IT'S a non-starter, of course. And Tricia Marwick, Holyrood's Presiding Officer, accepted as much even as she explained her support for a second chamber, fulfilling a similar role to the House of Lords, at the Scottish Parliament.

The difficulties are well understood.

There is the obvious political obstacle, for a start. Could you see voters flocking to the banner of a party that wants to spend millions of pounds creating more politicians?

Then there are the practical problems. How to elect or appoint a second chamber that would not challenge the primacy of the parliament, for instance?

So it's off the agenda, as Ms Marwick acknowledged during an event organised by parliamentary journalists to mark her imminent retirement.

But the fact she was talking about it at all spoke volumes. It underlined powerfully her main message of the evening: the need to reform Holyrood's committee system to ensure that ministers are held to account and that legislation is scrutinised, revised and revisited much more effectively than at present.

It's a long time since the committees were described as the jewel in the crown at Holyrood.

The advent of majority government five years ago gave the SNP a stranglehold over the committees and it turned out the party's MSPs were not afraid to use it.

There have been numerous gripes about the party of government using its majority on the committees to water down reports, block potentially embarrassing inquiries or even put questions to minsters that had been prepared in advance by the same ministers' spin doctors.

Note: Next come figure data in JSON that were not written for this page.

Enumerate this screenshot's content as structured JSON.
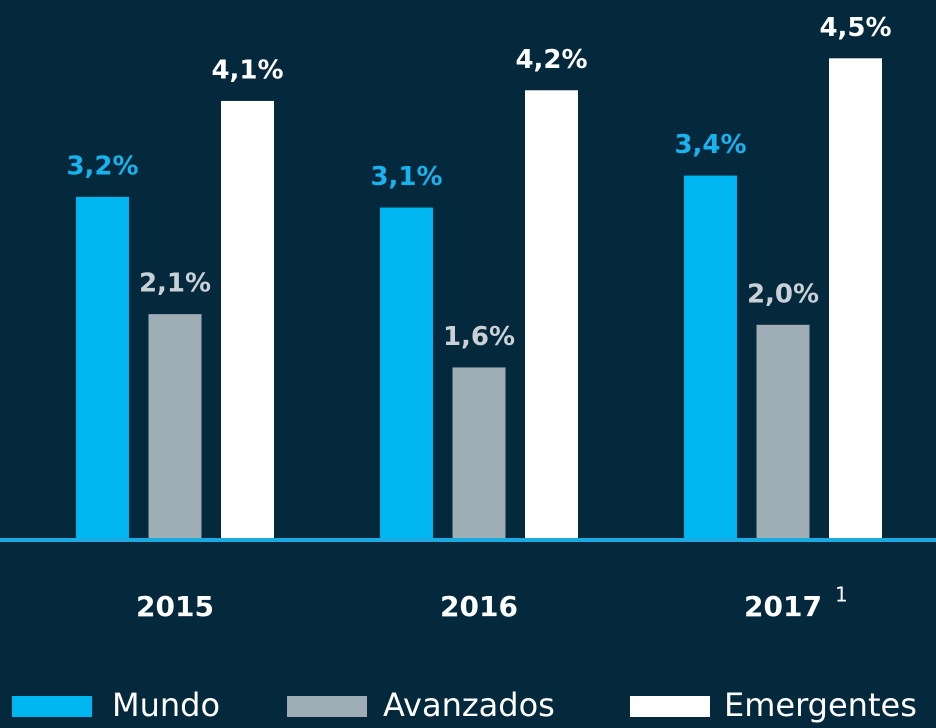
{
  "chart_data": {
    "type": "bar",
    "categories": [
      "2015",
      "2016",
      "2017"
    ],
    "category_superscripts": [
      null,
      null,
      "1"
    ],
    "series": [
      {
        "name": "Mundo",
        "color": "#00b6f1",
        "label_color": "#17b3ef",
        "values": [
          3.2,
          3.1,
          3.4
        ],
        "value_labels": [
          "3,2%",
          "3,1%",
          "3,4%"
        ]
      },
      {
        "name": "Avanzados",
        "color": "#9eadb6",
        "label_color": "#c9d1d6",
        "values": [
          2.1,
          1.6,
          2.0
        ],
        "value_labels": [
          "2,1%",
          "1,6%",
          "2,0%"
        ]
      },
      {
        "name": "Emergentes",
        "color": "#ffffff",
        "label_color": "#ffffff",
        "values": [
          4.1,
          4.2,
          4.5
        ],
        "value_labels": [
          "4,1%",
          "4,2%",
          "4,5%"
        ]
      }
    ],
    "ylim": [
      0,
      5
    ],
    "background": "#05293c",
    "baseline_color": "#1aa9e0"
  }
}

The most recent example is probably the worst.

In a report in January, Holyrood's Finance Committee called for the new Scottish Fiscal Commission to be beefed up. It was a sensible, indeed essential recommendation.

MSPs recognised the body should be responsible for producing the tax forecasts on which ministers will base their budgets when new tax powers are devolved.

Under the Scottish Government's plan, it would merely have been required to rubber stamp ministers' own projections.

The potential for mischief was clear. An extra billion here or there can help a finance secretary out of a tricky budget spot, at least temporarily. The experts all agreed they should be spared the temptation and the numbers should be left to an independent, Office for Budget Responsibility-style fiscal commission.

So far so good. But a few weeks later, with John Swinney looking on, SNP MSPs on the Finance Committee voted down their original recommendation.

Alex Bell, Alex Salmond's former policy chief, highlighted this jaw-dropping volte face as one of three key moments when the SNP's "high times turned down forever".

He claimed the party could not tolerate the idea of an independent unit producing economic data that might be unhelpful to the cause of independence.

"Instead of nation-building," he wrote, "the independence party was using its majority to keep Scots in the dark".

I have no idea if that was the reason the Scottish Government favoured a less powerful fiscal watchdog.

But Mr Bell was right to suggest the committee was content to do Mr Swinney's bidding rather than challenge him.

The U-turn came just as the watchdog's role was being discussed as part of the 'fiscal framework' negotiations over Holyrood's new tax powers. MSPs ignored their own recommendation in order to strengthen Mr Swinney's bargaining hand.

"Don't worry," I was told by a member of the committee. "This will all be sorted out at Stage 3."

And it was. During the negotiations, Mr Swinney agreed to beef up the fiscal commission and, with a deal in the bag, the committee reverted to its original position.

The watchdog was finally enshrined in legislation on Thursday and that final, Stage 3 vote was swiftly followed by an SNP press release saying it was great to "reinforce its independence".

On one level, this might look like clever politics.

John Swinney secured a brilliant deal on Holyrood's new powers and, reassuringly, future budgets will be based on independent tax forecasts.

A good result all round. But it is not the role of the Finance Committee to work on behalf of the government.

Ms Marwick steps down in a couple of weeks with a record of reform to be proud of.

She remains frustrated, however, by her failure to shake-up the committees. "Committee reform is not a lost cause, it is a cause that is yet to be won," she said the other night. Her successor should take note.